Yukarıdaki resim, birçok danışmanın neden istifa ettiğinin bir arka planı olarak hizmet ediyor - müşterilerinin beklediği değeri sağlamak için mücadele ediyorlar. Takip edecekleri bir süreçleri veya sistemleri yok, bu yüzden her zaman arayı kapatıyorlar.
Bunalmış hissediyorlar ve hızlı bir şekilde nasıl çözüm bulacaklarını bilmiyorlar. Bu, hayal kırıklığına ve tükenmişliğe yol açar ve potansiyel müşterileriniz bunu fark edecektir.
Yanlış Zihniyet - Birçoğu Neye Bulaştığını Bilmiyordu
Birçoğu finansal danışman olmak istiyor çünkü kulağa geçimini sağlamak için güzel bir yol gibi geliyor. Ancak, çok az insan başarılı bir finansal danışman olmak için ne gerektiğini anlıyor. Diğerleri bunun basit bir iş olduğunu düşündü, ancak pazarlık ettiklerinden daha fazla iş olduğu ortaya çıktı.
Işte burada:
Bu kategorideki insanlar, bunun ürün satmakla veya müşterileri yüksek ücretli yatırımlara sokarak (bu onların getirilerine zarar verebilecek) kendiniz için para kazanmakla ilgili olmadığını anlamıyor.

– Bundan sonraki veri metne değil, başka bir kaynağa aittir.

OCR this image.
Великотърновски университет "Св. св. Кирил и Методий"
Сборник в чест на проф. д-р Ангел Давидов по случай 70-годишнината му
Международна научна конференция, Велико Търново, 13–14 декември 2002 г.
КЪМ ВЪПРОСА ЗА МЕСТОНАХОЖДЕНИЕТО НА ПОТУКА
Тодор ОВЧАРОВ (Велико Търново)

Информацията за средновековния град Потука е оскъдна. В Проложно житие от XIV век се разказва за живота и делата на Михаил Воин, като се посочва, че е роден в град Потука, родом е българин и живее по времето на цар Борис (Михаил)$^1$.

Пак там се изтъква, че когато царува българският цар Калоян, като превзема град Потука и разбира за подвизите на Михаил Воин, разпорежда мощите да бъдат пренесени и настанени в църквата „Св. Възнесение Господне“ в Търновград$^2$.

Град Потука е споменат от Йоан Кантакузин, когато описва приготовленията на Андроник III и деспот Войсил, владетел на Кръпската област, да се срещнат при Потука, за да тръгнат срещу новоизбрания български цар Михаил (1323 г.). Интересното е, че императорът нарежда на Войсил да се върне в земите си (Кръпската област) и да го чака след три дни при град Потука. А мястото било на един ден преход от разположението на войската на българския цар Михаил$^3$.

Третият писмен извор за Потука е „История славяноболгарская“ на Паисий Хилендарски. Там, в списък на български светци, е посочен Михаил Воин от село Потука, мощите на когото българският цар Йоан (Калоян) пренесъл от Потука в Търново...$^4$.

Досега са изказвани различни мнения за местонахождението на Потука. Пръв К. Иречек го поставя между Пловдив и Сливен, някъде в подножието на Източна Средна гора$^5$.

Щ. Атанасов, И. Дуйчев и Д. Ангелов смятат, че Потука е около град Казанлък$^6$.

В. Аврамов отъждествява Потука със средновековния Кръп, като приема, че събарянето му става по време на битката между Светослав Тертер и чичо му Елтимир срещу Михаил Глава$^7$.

Danışmanlar, müşterilerinin çıkarlarına en uygun tavsiyelerde bulunarak zaman içinde zenginlik oluşturmalarına yardımcı olmaya odaklanmalıdır. Ancak pek çok danışman bu zihniyete sahip değil çünkü gelirlerini elde etmek için satış yapmaları gerektiğine inanıyorlar - aksi halde bu işi neden yapsınlar ki?
Şimdi, beni yanlış anlama. Müşterilerimiz için sağladığımız planlama, kazandığımız her kuruşa değer. Ancak kazandığımız şey, yardımsever olmanın ve aileleri ve işletmeleri korumanın bir yan ürünüdür.
Teknolojiyle Sektör Değişti
Bir finansal danışmanın geleneksel rolü, müşterilerle yüz yüze görüşecek ve teknolojinin tekrarlayamayacağı bir güven düzeyi sağlayacak güvenilir bir danışman olmaktı. Bununla birlikte, Robo-danışmanların ortaya çıkışı ve artan rekabete yol açan diğer dijital yatırım platformlarının çoğalmasıyla birlikte bir değişime tanık oluyoruz. Bununla birlikte, bana sorarsanız, teknolojik ilerlemenin düşük tutma oranlarını ne ölçüde etkilediği hala oldukça azdır.
Ancak bu, “yüz yüze” işinizi büyütmek için teknolojiyi kullanmaya başlayamayacağınız anlamına gelmez. Sosyal medya, e-posta pazarlaması ve hatta çevrimiçi reklamcılıkla, geride kalmamak için teknolojiyi uygulamanıza dahil etmenin birçok yeni ve etkili yolu var.